Iran political prisoner’s life at risk – AmnestyPublished by International Liberty Association on May 24, 2016
The life of Iranian physicist and political prisoner Omid Kokabee, who recently had surgery to remove a cancerous kidney, will be in grave danger if he is returned to prison in Iran, Amnesty International has warned.
Kokabee who has been diagnosed with advanced kidney cancer following five years of medical neglect in prison had surgery to remove his right kidney on April 22.
He needs ongoing specialized post-operative care and cancer treatment.
In April 2016, Omid Kokabee’s lawyer, Saeed Khalili, announced that the 33-year-old physicist was diagnosed with advanced kidney cancer and that his affected kidney had to be immediately removed.
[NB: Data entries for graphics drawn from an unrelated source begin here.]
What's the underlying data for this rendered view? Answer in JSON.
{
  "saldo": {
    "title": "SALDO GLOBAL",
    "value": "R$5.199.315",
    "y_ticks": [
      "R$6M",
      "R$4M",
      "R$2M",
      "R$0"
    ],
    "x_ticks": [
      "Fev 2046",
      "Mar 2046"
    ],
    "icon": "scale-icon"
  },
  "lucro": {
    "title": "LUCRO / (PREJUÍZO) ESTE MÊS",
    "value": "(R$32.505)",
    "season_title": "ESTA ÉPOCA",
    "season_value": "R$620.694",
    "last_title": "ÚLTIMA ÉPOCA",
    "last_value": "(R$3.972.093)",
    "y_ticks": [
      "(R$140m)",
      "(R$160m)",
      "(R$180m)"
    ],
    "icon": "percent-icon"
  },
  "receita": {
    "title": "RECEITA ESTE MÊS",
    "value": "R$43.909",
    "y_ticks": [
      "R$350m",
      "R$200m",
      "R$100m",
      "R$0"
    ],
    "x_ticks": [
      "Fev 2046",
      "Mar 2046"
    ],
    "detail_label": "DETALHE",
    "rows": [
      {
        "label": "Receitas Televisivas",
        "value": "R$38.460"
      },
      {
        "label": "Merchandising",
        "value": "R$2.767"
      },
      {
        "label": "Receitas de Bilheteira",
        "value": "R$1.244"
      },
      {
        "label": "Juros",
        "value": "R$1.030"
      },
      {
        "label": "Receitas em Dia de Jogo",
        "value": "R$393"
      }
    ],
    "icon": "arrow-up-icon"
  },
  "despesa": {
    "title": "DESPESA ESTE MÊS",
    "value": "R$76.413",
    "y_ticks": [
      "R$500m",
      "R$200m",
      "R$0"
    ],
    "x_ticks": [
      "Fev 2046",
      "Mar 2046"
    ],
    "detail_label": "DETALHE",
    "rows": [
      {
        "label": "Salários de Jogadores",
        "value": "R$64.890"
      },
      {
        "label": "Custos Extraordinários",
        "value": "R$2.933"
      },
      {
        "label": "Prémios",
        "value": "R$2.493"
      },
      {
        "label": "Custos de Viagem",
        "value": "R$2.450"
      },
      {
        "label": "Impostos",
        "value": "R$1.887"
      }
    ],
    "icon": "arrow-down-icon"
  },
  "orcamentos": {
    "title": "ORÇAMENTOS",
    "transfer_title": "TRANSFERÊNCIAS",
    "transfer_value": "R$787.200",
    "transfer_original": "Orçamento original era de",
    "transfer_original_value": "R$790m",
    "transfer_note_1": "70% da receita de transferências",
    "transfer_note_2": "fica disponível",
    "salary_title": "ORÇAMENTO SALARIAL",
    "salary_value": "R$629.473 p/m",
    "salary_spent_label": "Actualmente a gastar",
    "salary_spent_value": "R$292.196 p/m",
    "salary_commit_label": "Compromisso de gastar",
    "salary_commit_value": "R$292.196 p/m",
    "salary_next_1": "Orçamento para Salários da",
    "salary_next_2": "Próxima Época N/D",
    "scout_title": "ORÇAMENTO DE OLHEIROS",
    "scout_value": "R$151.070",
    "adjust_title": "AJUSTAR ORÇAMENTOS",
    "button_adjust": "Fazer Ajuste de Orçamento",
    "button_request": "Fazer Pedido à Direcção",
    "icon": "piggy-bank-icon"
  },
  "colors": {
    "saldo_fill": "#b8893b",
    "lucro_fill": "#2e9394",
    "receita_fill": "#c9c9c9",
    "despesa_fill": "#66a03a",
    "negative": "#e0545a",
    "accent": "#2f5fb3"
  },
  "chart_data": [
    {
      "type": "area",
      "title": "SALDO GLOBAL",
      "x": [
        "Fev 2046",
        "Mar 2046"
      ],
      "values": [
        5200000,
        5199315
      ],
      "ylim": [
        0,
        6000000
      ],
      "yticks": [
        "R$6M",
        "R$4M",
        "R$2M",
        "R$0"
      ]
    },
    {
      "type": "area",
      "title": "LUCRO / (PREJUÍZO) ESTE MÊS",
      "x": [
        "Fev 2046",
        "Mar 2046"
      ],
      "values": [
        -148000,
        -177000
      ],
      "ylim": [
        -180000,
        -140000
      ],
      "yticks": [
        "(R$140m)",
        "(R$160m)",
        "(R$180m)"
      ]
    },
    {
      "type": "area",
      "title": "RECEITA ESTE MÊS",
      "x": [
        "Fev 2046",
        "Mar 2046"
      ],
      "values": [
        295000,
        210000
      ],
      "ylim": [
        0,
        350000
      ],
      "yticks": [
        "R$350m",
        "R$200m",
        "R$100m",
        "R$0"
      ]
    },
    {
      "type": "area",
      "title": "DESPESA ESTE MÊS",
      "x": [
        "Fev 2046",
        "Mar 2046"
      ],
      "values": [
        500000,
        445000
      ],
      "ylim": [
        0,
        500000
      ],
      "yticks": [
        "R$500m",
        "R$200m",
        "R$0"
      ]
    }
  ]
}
“Omid Kokabee had complained of kidney and stomach pain for five years in prison but was continually denied specialized medical treatment, including diagnostic testing,” Amnesty International said in an Urgent Action appeal highlighting his case.
“He was finally allowed to have a sonogram exam on 26 November 2015 in Taleghani Hospital in Tehran, which revealed a large tumour in his right kidney. Despite his doctors ordering a Magnetic Resonance Imaging (MRI) scan to ascertain the nature of the tumour, the Prosecutor General of Tehran did not approve the test until 8 April 2016, after which Omid Kokabee was diagnosed with Renal Cell Carcinoma (kidney cancer).”
He is currently recovering in Sina University Hospital, outside prison.
“His treatment, however, could be disrupted any time, as he remains at risk of being returned to prison to serve the remainder of his sentence,” the human rights group said.
“Omid Kokabee had been waiting years to be referred to a hospital with a urology department for specialized testing but the authorities had repeatedly refused the transfer. They had also refused all his requests for medical leave. Omid Kokabee has passed kidney stones and found blood in his urine on several occasions since the start of his imprisonment. Consequently, he had repeatedly gone to the prison clinic complaining of kidney and stomach pain but the prison doctors never adequately examined him and kept prescribing him painkillers instead. Had he been provided with timely adequate medical care, including diagnostic testing, his kidney cancer may have been detected at an earlier stage and treated before advancing further.”
Omid Kokabee suffers from a number of other health problems, including heart palpitations, shortness of breath, pain and pressure in his chest, and “migratory” joint pain (pain that moves to different joints throughout the body). He has been complaining of severe toothache and has lost four teeth since his imprisonment. He needs dental work on another four teeth. He also requires tests for his heart palpitations, which can only be done outside the prison.
“Omid Kokabee is a prisoner of conscience, imprisoned for spurious charges arising solely from his refusal to work on military projects in Iran and his legitimate scholastic ties with academic institutions outside of Iran,” Amnesty added.
In recent years, Kokabee’s health conditions have been exacerbated by the poor conditions in Section 7 of Tehran’s Evin Prison where he is held.
“Omid Kokabee had been pursuing post-doctoral studies in the USA when he was arrested in January 2011 upon his return to Iran to visit his family. He was held in solitary confinement for 15 months and was subjected to prolonged interrogations, and pressured to make ‘confessions’. In May 2012, after an unfair trial in a Revolutionary Court at which no evidence was presented against him, Omid Kokabee was sentenced to 10 years in prison for having ‘connections with a hostile government’,” Amnesty added.
In an open letter written from prison in April 2013, Kokabee said: “During interrogations which were conducted in solitary confinement, while all my communication with my family and the outside world was cut off, and while I was constantly being put under pressure and threats by receiving news about the horrible physical and mental state of my family, I was asked again and again to write up various versions of my personal history after 2005.”